VURAL: Genel Sekreterliğin görevi, diğer kurumların görev ve yetkilerini ellerinden almak olmamalıdır. Zaten öyle bir amaç taşırsa, üstesinden gelemeyeceği bir sorumluluğu yüklenmiş olur. Bu gerçekçi olmaz. Amaç tüm kurumlarımızın şu andaki çalışmalarına yardımcı olacak bir yapılanmayı oluşturmaktır. Bu nasıl olabilir? Bir kere iyi uzmanlar bulunarak olur, onların çalışmasına, hazırlıklarına yardımcı olacak kadroyu devreye sokmakla olur.

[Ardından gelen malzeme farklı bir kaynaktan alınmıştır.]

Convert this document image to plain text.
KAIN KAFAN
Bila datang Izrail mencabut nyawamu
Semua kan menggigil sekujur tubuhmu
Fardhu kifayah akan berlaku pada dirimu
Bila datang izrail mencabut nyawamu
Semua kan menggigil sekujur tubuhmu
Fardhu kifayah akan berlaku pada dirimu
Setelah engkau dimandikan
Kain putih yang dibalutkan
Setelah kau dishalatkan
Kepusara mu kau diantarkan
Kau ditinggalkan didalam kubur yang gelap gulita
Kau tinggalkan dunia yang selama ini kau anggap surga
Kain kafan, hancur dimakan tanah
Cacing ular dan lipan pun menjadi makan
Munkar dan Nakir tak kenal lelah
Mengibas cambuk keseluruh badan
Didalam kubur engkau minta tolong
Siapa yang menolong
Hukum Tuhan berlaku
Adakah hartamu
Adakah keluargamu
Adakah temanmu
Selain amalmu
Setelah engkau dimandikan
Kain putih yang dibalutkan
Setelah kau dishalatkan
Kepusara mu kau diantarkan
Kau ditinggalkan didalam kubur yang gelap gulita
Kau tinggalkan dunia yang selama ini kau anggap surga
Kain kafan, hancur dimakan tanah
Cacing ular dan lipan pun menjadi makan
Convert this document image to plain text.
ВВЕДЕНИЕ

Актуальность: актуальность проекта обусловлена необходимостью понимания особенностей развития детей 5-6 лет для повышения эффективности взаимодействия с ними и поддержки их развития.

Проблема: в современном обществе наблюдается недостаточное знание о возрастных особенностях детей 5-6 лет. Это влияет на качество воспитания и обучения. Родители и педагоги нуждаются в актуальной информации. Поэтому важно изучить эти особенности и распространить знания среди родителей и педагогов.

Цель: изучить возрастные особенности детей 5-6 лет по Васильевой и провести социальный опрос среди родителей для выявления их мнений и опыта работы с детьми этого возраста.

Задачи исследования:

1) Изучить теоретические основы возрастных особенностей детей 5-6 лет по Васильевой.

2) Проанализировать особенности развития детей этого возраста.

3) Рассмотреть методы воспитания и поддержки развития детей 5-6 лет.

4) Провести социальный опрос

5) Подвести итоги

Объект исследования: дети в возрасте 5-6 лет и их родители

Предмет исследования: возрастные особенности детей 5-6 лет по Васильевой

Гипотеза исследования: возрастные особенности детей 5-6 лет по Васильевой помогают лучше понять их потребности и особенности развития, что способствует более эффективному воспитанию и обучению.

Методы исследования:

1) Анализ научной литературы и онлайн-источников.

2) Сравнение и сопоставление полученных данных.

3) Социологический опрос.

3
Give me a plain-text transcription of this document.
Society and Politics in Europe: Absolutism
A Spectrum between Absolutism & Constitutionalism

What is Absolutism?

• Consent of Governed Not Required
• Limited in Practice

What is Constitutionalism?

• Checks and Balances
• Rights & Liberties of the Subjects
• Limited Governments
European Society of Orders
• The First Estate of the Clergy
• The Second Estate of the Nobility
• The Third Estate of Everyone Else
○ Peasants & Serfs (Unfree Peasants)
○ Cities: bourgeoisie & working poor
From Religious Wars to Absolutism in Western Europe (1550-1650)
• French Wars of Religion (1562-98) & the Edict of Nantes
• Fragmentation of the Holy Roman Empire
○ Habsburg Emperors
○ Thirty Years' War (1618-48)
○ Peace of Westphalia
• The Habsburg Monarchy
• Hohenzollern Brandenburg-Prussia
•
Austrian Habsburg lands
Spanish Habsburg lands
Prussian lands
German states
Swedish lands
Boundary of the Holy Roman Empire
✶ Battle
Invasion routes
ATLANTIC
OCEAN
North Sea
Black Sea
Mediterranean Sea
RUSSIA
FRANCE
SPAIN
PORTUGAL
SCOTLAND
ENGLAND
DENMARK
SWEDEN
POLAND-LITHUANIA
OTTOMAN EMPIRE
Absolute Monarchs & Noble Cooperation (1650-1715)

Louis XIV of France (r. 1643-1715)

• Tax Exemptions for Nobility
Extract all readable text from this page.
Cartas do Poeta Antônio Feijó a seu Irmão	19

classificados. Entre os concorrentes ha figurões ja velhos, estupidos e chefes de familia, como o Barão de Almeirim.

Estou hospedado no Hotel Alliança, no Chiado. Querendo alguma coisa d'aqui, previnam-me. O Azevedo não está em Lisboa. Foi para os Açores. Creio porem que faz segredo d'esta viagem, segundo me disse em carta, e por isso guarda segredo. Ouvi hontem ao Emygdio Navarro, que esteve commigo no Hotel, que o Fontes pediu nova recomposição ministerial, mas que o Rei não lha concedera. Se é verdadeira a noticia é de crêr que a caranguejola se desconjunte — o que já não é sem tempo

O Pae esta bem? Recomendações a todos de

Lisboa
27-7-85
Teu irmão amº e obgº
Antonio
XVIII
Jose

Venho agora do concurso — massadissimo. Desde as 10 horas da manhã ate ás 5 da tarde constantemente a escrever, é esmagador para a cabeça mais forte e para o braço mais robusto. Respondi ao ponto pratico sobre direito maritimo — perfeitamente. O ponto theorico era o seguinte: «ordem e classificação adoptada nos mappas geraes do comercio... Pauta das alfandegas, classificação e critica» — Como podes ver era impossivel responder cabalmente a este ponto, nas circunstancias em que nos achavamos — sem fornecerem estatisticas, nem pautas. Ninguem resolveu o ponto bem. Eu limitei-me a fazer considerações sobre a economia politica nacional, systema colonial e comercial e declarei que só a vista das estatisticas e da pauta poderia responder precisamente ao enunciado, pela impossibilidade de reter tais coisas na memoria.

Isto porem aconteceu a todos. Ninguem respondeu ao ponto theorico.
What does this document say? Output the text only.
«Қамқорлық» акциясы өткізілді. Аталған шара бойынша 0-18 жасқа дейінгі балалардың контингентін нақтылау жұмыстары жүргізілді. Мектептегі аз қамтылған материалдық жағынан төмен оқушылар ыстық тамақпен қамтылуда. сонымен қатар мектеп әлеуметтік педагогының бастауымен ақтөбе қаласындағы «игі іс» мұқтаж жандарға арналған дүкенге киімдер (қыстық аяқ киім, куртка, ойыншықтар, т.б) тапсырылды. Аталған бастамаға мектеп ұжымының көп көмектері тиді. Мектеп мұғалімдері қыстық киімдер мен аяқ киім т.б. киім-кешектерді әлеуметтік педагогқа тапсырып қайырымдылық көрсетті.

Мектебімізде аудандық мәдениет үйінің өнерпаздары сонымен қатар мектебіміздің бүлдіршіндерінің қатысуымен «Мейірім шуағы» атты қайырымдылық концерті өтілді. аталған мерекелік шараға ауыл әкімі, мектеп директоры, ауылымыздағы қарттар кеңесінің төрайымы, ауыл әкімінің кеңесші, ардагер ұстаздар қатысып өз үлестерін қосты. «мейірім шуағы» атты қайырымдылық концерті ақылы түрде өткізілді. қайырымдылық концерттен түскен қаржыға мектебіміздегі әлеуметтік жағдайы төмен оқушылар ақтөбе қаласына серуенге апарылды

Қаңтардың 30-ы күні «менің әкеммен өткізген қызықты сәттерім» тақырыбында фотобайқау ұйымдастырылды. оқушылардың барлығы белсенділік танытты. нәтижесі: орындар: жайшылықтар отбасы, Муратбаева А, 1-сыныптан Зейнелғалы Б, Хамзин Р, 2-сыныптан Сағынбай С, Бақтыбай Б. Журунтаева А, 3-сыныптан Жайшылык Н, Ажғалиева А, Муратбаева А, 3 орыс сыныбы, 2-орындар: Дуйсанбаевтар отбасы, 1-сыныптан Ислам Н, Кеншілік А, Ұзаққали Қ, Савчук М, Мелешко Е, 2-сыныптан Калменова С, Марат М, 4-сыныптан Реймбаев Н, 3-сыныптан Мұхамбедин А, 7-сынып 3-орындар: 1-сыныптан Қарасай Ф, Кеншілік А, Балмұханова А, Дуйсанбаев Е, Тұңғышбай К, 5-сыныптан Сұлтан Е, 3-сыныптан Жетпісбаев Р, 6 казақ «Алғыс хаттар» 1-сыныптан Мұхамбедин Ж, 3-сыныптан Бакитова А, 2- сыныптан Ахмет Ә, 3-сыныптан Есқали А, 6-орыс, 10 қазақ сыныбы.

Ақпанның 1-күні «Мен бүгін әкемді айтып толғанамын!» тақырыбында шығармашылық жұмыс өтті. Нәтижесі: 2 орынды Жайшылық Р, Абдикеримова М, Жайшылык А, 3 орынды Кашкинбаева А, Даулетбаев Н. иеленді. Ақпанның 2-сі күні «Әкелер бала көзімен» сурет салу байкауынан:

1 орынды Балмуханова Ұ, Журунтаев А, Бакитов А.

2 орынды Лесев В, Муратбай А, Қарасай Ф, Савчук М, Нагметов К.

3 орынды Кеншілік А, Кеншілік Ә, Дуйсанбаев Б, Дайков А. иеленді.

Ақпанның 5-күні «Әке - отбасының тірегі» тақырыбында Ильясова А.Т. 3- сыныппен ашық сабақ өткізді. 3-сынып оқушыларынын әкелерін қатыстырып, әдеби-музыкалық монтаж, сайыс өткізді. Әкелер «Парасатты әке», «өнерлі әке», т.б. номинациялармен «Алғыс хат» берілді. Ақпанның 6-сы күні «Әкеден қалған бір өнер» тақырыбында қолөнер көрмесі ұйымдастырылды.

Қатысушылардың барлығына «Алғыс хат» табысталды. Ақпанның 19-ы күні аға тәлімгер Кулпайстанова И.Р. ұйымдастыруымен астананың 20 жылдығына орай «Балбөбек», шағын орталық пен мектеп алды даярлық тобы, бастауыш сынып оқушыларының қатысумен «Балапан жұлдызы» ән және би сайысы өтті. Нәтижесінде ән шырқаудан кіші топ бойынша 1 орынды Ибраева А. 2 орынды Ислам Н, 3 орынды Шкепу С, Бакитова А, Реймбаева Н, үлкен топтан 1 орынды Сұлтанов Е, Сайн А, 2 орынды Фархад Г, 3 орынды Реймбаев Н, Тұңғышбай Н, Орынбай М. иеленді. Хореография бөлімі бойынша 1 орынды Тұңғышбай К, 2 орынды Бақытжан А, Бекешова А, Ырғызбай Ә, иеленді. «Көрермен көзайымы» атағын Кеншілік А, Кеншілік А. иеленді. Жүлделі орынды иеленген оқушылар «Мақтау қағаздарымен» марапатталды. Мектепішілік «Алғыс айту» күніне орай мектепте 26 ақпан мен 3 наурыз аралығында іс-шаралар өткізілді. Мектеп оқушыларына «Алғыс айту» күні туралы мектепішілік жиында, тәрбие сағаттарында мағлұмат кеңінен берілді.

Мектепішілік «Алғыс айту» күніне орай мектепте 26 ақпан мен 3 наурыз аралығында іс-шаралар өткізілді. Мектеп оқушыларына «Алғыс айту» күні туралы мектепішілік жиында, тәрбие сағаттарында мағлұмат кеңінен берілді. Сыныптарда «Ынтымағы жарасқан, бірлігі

İkincisi; AB'yle ve diğer kurumlarından gelecek bilgiler ışığında onlarla kurumlarımız arasındaki iletişimi sağlamakta bir rol oynayabilir. Üçüncüsü; bir bilgi bankası şeklinde çalışabilir. Dördüncüsü de bence en önemlisi; eğitim konusuna, yani Türkiye'nin tüm kurumlarıyla, ister kamu olsun ister özel olsun, AB'ye hazırlanması için gerekli kadroların oluşturulmasında eğitimin, bilgi akışının sağlanmasında bir merkez görevini üstlenecektir.

PEK ÇOK DEĞİŞİKLİK OLACAK

Uyum alanında AB ile nasıl bir çalışma yürütülecek?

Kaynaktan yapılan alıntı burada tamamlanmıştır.